The Eighth Circuit ruled in 1981 that the exclusion applied under Iowa law, but held in 1999 that it did not apply under Minnesota law. The courts in the Louisiana and Iowa cases reasoned that “partial strangulation” during autoerotic asphyxiation was a distinct, self-inflicted injury.

But the Minnesota ruling is significant,  Fletcher said, because Minnesota interprets insurance policies under a “plain and ordinary meaning” rule that “parallels” the ERISA standard. And applying that standard, it cannot be said that Padfield died of self-inflicted injury, because the physical consequences he intended were not “injuries,” the judge said.

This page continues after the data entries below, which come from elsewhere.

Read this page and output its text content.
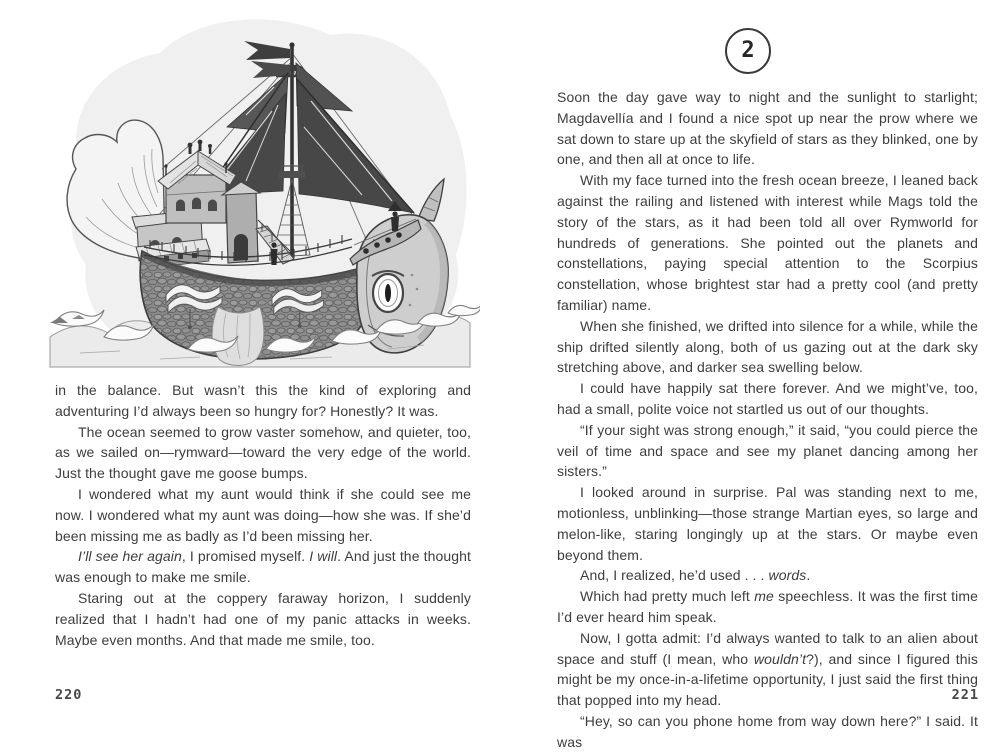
in the balance. But wasn’t this the kind of exploring and adventuring I’d always been so hungry for? Honestly? It was.

The ocean seemed to grow vaster somehow, and quieter, too, as we sailed on—rymward—toward the very edge of the world. Just the thought gave me goose bumps.

I wondered what my aunt would think if she could see me now. I wondered what my aunt was doing—how she was. If she’d been missing me as badly as I’d been missing her.

I’ll see her again, I promised myself. I will. And just the thought was enough to make me smile.

Staring out at the coppery faraway horizon, I suddenly realized that I hadn’t had one of my panic attacks in weeks. Maybe even months. And that made me smile, too.

220
2

Soon the day gave way to night and the sunlight to starlight; Magdavellía and I found a nice spot up near the prow where we sat down to stare up at the skyfield of stars as they blinked, one by one, and then all at once to life.

With my face turned into the fresh ocean breeze, I leaned back against the railing and listened with interest while Mags told the story of the stars, as it had been told all over Rymworld for hundreds of generations. She pointed out the planets and constellations, paying special attention to the Scorpius constellation, whose brightest star had a pretty cool (and pretty familiar) name.

When she finished, we drifted into silence for a while, while the ship drifted silently along, both of us gazing out at the dark sky stretching above, and darker sea swelling below.

I could have happily sat there forever. And we might’ve, too, had a small, polite voice not startled us out of our thoughts.

“If your sight was strong enough,” it said, “you could pierce the veil of time and space and see my planet dancing among her sisters.”

I looked around in surprise. Pal was standing next to me, motionless, unblinking—those strange Martian eyes, so large and melon-like, staring longingly up at the stars. Or maybe even beyond them.

And, I realized, he’d used . . . words.

Which had pretty much left me speechless. It was the first time I’d ever heard him speak.

Now, I gotta admit: I’d always wanted to talk to an alien about space and stuff (I mean, who wouldn’t?), and since I figured this might be my once-in-a-lifetime opportunity, I just said the first thing that popped into my head.

“Hey, so can you phone home from way down here?” I said. It was

221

“All of the evidence indicates that if the events of February 9, 1999 had gone as Mr. Padfield intended, he would have experienced a temporary deprivation of oxygen, a euphoric light-headedness from the exposure to the industrial solvent, and an intensified sexual experience,” he wrote. “His oxygen level would then have been restored, his euphoric state would have subsided, and he would have returned home uninjured.”

None of those consequences, the judge concluded, is an “injury” according to the ordinary meaning of the word.

Leavy argued in dissent that the “act of tying a necktie around [the] neck with the intent to restrict the flow of oxygen to [the] brain” is an intentionally self-inflicted injury within the meaning of the policy exclusion.

The Texas and Minnesota cases relied on by the majority, he noted, applied state law rather than ERISA, while at least four U.S. District Court rulings applying ERISA in the last few years have gone the other way.

The case is Padfield v. AIG Life Insurance Company, 00-57054.